Chris: I was just about pass to you, Shona, so bad luck! Epigenetics is everything above the DNA. So, for example, there are four types of letters in DNA, and one of them can be modified chemically. It’s a methyl group so that it is different from the DNA that was inherited from your parent. And there are other types of definitions of Epigenetics, so it can be quite a woolly concept. So to me, Epigenetics is all about whether genes are active or not. You have the same DNA in all of your cells, essentially. And the differences in your cells, whether your liver or your toenail or your ear or your brain cell, those differences come from whether your genes are active or not. They’re on or they’re switched off. To me, that’s what Epigenetics is. And it’s a molecular explanation of those switches. And absolutely, because it’s the expression of your DNA. Absolutely, those switches matter to whether people have ME or any other disease.

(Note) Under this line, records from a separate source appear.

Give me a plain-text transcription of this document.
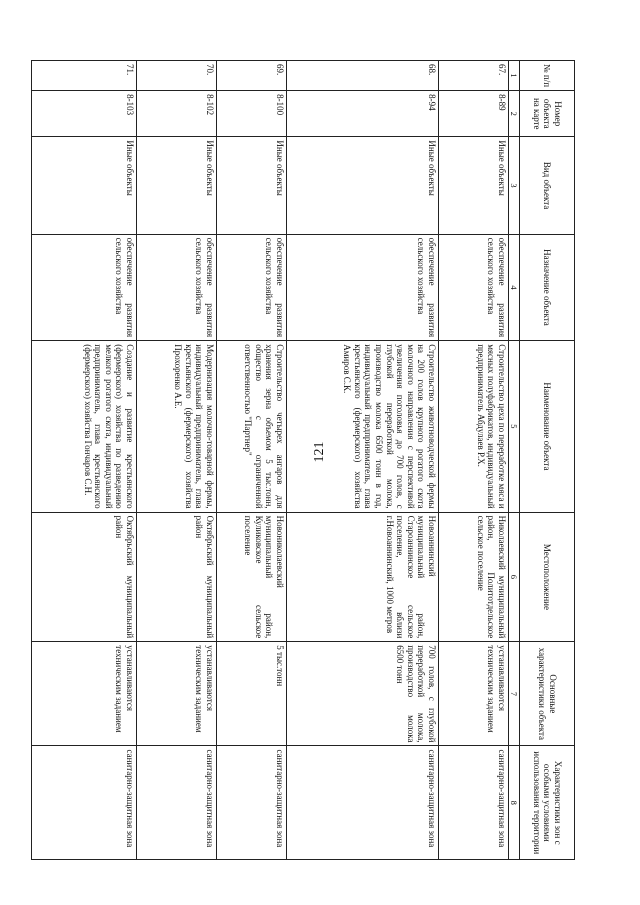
121
№ п/п	Номер объекта на карте	Вид объекта	Назначение объекта	Наименование объекта	Местоположение	Основные характеристики объекта	Характеристики зон с особыми условиями использования территории
1	2	3	4	5	6	7	8
67.	8-89	Иные объекты	обеспечение развития сельского хозяйства	Строительство цеха по переработке мяса и мясных полуфабрикатов, индивидуальный предприниматель Абдулаев Р.Х.	Николаевский муниципальный район, Политотдельское сельское поселение	устанавливаются техническим заданием	санитарно-защитная зона
68.	8-94	Иные объекты	обеспечение развития сельского хозяйства	Строительство животноводческой фермы на 200 голов крупного рогатого скота молочного направления с перспективой увеличения поголовья до 700 голов, с глубокой переработкой молока, производство молока 6500 тонн в год, индивидуальный предприниматель, глава крестьянского (фермерского) хозяйства Амиров С.К.	Новоаннинский муниципальный район, Староаннинское сельское поселение, вблизи г.Новоаннинский, 1000 метров	700 голов, с глубокой переработкой молока, производство молока 6500 тонн	санитарно-защитная зона
69.	8-100	Иные объекты	обеспечение развития сельского хозяйства	Строительство четырех ангаров для хранения зерна объемом 5 тыс.тонн, общество с ограниченной ответственностью "Партнер"	Новониколаевский муниципальный район, Куликовское сельское поселение	5 тыс.тонн	санитарно-защитная зона
70.	8-102	Иные объекты	обеспечение развития сельского хозяйства	Модернизация молочно-товарной фермы, индивидуальный предприниматель, глава крестьянского (фермерского) хозяйства Прохоренко А.Е.	Октябрьский муниципальный район	устанавливаются техническим заданием	санитарно-защитная зона
71.	8-103	Иные объекты	обеспечение развития сельского хозяйства	Создание и развитие крестьянского (фермерского) хозяйства по разведению мелкого рогатого скота, индивидуальный предприниматель, глава крестьянского (фермерского) хозяйства Гончаров С.Н.	Октябрьский муниципальный район	устанавливаются техническим заданием	санитарно-защитная зона
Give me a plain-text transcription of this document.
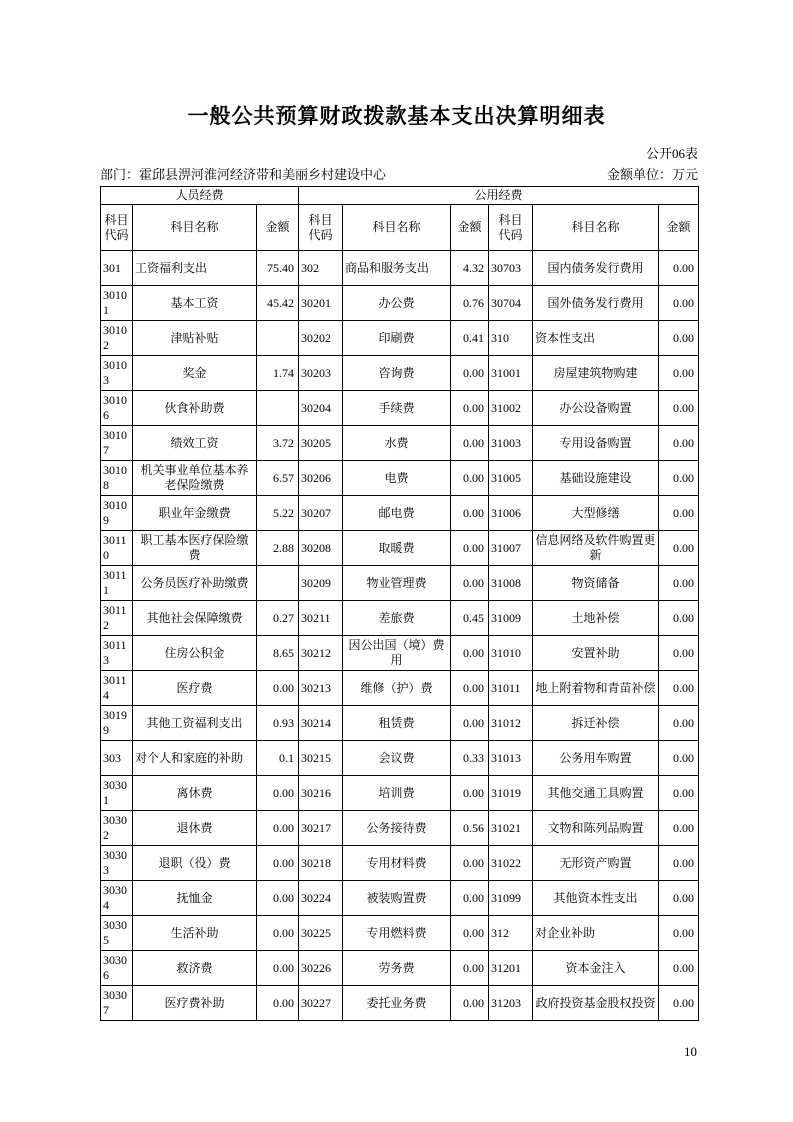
一般公共预算财政拨款基本支出决算明细表
公开06表
部门：霍邱县淠河淮河经济带和美丽乡村建设中心	金额单位：万元
人员经费			公用经费					
科目代码	科目名称	金额	科目代码	科目名称	金额	科目代码	科目名称	金额
301	工资福利支出	75.40	302	商品和服务支出	4.32	30703	国内债务发行费用	0.00
30101	基本工资	45.42	30201	办公费	0.76	30704	国外债务发行费用	0.00
30102	津贴补贴		30202	印刷费	0.41	310	资本性支出	0.00
30103	奖金	1.74	30203	咨询费	0.00	31001	房屋建筑物购建	0.00
30106	伙食补助费		30204	手续费	0.00	31002	办公设备购置	0.00
30107	绩效工资	3.72	30205	水费	0.00	31003	专用设备购置	0.00
30108	机关事业单位基本养老保险缴费	6.57	30206	电费	0.00	31005	基础设施建设	0.00
30109	职业年金缴费	5.22	30207	邮电费	0.00	31006	大型修缮	0.00
30110	职工基本医疗保险缴费	2.88	30208	取暖费	0.00	31007	信息网络及软件购置更新	0.00
30111	公务员医疗补助缴费		30209	物业管理费	0.00	31008	物资储备	0.00
30112	其他社会保障缴费	0.27	30211	差旅费	0.45	31009	土地补偿	0.00
30113	住房公积金	8.65	30212	因公出国（境）费用	0.00	31010	安置补助	0.00
30114	医疗费	0.00	30213	维修（护）费	0.00	31011	地上附着物和青苗补偿	0.00
30199	其他工资福利支出	0.93	30214	租赁费	0.00	31012	拆迁补偿	0.00
303	对个人和家庭的补助	0.1	30215	会议费	0.33	31013	公务用车购置	0.00
30301	离休费	0.00	30216	培训费	0.00	31019	其他交通工具购置	0.00
30302	退休费	0.00	30217	公务接待费	0.56	31021	文物和陈列品购置	0.00
30303	退职（役）费	0.00	30218	专用材料费	0.00	31022	无形资产购置	0.00
30304	抚恤金	0.00	30224	被装购置费	0.00	31099	其他资本性支出	0.00
30305	生活补助	0.00	30225	专用燃料费	0.00	312	对企业补助	0.00
30306	救济费	0.00	30226	劳务费	0.00	31201	资本金注入	0.00
30307	医疗费补助	0.00	30227	委托业务费	0.00	31203	政府投资基金股权投资	0.00
10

But this isn’t what we’re studying. We’re studying the genetics itself, not Epigenetics. But there’s so much data that already exists that is Epigenetic data. And so if you have an image that’s correct, then have this one: that you have the DNA that we’ll get from people with me and compare with controls. And layered upon that and layer upon layer, we will layer with all of the other Epigenetic data to allow us to contextualize these genetic signals and allow us to say we believe that what is going wrong is not just this gene that is in the mitochondria, for example, whose protein is in the mitochondria, but that we think that it’s the mitochondria and the immune cell that is going wrong. And we have the tools to do that. And that’s what the genetics community at large is doing. And we’ll use everything that we have at our disposal to gain insight into what has gone wrong with so many people with ME
So we have reached the hour and we’ve ended with Epigenetics. And there are still some questions that have come in, and I apologize that we haven’t covered them all. To all of those who have reached this point in time, thank you for keeping with us, and I hope that we have answered your questions sufficiently. If not, please do go to the website and see if there’s a better explanation there. Thank you. To everyone on the team who isn’t on this call, the people with ME contributions have been central and critical. We would not be where we are today without all of those, not just a week or a day but for the last few years. And thank you, Shona, for all of your insights very much. Enjoyed partnering with you today on this webinar. See you soon. Bye.